Covenants on Human Rights
Covenants on Human Rights
international documents approved Dec. 16, 1966, by the General Assembly of the UN, comprising the International Covenant on Economic, Social, and Cultural Rights, the International Covenant on Civil and Political Rights, and the Optional Protocol to the International Covenant on Civil and Political Rights.
The covenants on human rights are the most important international legal acts in the area of defense of human rights. In contrast to their predecessor, the Universal Declaration of Human Rights, they place the legal responsibility for observing the proclaimed rights on the ratifying governments.
The covenants contain provisions intended to secure peace, prohibit war propaganda, and abolish all forms of colonialism. They support the most important socioeconomic and political human rights. The first articles of each covenant proclaim the right of peoples to self-determination. They declare: “All peoples have the right of self-determination. By virtue of that right they freely determine their political status and freely pursue their economic, social and cultural development.” According to the covenant on civil and political rights, states are obligated to provide an effective legal remedy to any person whose rights or freedoms recognized by the pact have been violated.
A significant portion of the covenants is devoted to the freedom of labor. Slavery and the slave trade are prohibited in all their forms. No one shall be held in servitude. No one shall be required to perform forced or compulsory labor. In accordance with the covenant on economic, social, and cultural rights, governments recognize the right to work, which includes the right of every person to the opportunity to earn his living by work which he freely chooses. Steps to be taken to achieve the full realization of this right include programs of vocational and technical training; ways and means of attaining continuous economic, social, and cultural development; and full productive employment under conditions safeguarding the individual’s fundamental political and economic freedoms. The covenants recognize the right of everyone to just and favorable working conditions, including fair wages and equal pay for equal work; a decent living for workers and their families; and safe and healthy working conditions. The governments recognize the right of everyone to social security. According to both covenants, everyone has the right to form and to join trade unions for the protection of his interests.

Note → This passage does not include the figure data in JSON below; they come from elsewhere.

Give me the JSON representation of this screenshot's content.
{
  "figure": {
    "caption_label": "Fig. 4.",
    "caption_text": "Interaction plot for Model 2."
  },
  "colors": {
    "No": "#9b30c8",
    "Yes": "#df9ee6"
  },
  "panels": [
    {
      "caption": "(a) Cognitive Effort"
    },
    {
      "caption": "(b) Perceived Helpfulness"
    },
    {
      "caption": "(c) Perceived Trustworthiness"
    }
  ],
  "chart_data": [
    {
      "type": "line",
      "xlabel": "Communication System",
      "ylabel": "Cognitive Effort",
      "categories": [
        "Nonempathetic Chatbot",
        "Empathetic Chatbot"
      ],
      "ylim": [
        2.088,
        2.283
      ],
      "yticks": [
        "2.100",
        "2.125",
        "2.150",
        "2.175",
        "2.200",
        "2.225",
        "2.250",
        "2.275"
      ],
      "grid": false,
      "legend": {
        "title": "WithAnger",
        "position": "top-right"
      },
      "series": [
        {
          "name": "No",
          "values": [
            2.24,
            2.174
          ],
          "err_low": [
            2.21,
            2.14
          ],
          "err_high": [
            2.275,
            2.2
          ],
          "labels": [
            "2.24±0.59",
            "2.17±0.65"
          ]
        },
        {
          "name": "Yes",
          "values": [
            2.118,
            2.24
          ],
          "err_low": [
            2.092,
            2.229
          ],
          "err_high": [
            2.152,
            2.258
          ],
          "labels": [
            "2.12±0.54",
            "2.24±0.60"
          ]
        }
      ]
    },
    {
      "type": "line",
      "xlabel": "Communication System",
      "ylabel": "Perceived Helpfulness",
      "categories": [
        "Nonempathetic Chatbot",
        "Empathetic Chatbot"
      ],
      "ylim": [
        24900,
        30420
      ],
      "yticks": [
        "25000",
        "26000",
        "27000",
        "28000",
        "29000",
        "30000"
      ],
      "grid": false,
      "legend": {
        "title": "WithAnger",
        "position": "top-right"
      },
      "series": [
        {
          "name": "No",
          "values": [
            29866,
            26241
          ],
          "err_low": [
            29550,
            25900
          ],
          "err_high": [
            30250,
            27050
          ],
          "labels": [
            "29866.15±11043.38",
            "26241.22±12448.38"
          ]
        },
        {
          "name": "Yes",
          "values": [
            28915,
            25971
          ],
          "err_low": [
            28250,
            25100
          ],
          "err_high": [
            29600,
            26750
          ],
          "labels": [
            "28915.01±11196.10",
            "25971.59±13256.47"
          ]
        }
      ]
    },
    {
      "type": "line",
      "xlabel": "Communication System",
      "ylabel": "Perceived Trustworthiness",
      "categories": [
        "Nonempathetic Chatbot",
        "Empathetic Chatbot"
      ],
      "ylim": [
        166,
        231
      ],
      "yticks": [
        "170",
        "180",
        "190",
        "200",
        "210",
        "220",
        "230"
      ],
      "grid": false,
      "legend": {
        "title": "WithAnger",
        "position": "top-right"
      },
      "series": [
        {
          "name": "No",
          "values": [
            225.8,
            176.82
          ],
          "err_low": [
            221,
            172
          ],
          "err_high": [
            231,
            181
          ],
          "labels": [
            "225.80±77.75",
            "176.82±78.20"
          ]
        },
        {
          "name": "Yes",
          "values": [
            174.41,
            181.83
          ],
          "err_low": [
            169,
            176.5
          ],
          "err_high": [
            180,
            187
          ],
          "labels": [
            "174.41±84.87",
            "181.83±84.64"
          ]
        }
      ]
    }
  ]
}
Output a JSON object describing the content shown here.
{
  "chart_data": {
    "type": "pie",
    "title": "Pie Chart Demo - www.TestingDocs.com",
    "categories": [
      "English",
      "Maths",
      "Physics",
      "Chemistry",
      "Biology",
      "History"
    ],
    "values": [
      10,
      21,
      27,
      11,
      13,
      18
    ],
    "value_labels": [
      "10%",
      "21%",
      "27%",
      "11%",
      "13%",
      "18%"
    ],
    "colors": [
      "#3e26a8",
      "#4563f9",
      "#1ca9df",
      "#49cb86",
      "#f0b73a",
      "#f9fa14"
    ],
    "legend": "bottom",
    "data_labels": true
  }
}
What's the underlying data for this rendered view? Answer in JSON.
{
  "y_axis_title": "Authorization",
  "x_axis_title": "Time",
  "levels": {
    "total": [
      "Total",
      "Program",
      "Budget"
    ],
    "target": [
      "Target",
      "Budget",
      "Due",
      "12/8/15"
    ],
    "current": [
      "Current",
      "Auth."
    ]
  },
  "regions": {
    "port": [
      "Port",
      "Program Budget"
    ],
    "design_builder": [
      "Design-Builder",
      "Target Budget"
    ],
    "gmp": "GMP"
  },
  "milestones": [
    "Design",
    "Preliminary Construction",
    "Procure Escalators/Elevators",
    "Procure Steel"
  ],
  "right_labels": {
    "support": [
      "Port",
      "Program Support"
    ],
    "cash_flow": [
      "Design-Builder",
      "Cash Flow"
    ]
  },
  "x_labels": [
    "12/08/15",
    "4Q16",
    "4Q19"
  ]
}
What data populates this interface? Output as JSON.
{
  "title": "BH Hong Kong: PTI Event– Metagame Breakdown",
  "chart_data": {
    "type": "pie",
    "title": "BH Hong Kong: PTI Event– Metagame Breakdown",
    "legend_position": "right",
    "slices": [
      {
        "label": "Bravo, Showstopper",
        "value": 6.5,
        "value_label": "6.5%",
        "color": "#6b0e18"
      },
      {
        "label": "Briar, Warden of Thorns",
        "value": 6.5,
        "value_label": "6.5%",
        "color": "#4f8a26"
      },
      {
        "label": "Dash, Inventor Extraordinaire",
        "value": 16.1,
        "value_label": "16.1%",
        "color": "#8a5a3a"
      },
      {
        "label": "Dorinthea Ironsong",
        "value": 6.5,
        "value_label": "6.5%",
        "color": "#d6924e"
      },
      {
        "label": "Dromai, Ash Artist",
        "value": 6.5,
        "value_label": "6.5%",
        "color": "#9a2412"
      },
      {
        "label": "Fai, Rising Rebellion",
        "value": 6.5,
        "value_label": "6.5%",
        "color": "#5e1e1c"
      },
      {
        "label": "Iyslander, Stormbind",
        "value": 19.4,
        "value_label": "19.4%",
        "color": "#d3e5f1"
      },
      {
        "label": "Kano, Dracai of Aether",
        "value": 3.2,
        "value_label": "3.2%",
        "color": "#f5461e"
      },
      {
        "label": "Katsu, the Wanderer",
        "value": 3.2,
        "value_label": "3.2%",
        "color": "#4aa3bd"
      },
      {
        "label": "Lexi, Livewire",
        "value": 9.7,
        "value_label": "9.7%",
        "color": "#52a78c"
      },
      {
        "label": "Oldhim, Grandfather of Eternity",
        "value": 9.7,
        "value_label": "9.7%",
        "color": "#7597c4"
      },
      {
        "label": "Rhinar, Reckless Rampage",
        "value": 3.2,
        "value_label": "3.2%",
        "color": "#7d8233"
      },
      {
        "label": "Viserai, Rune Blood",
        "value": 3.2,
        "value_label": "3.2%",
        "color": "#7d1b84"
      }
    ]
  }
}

The covenant on economic, social, and cultural rights stipulates that governments guarantee the right of trade unions to function unhindered. It prohibits discrimination in any form and emphasizes the equality of rights of men and women.
The USSR and other socialist countries played an extremely important role in formulating provisions intended to defend human democratic rights and freedoms. These provisions reflect the economic and social rights that are most essential for the broad masses of working people.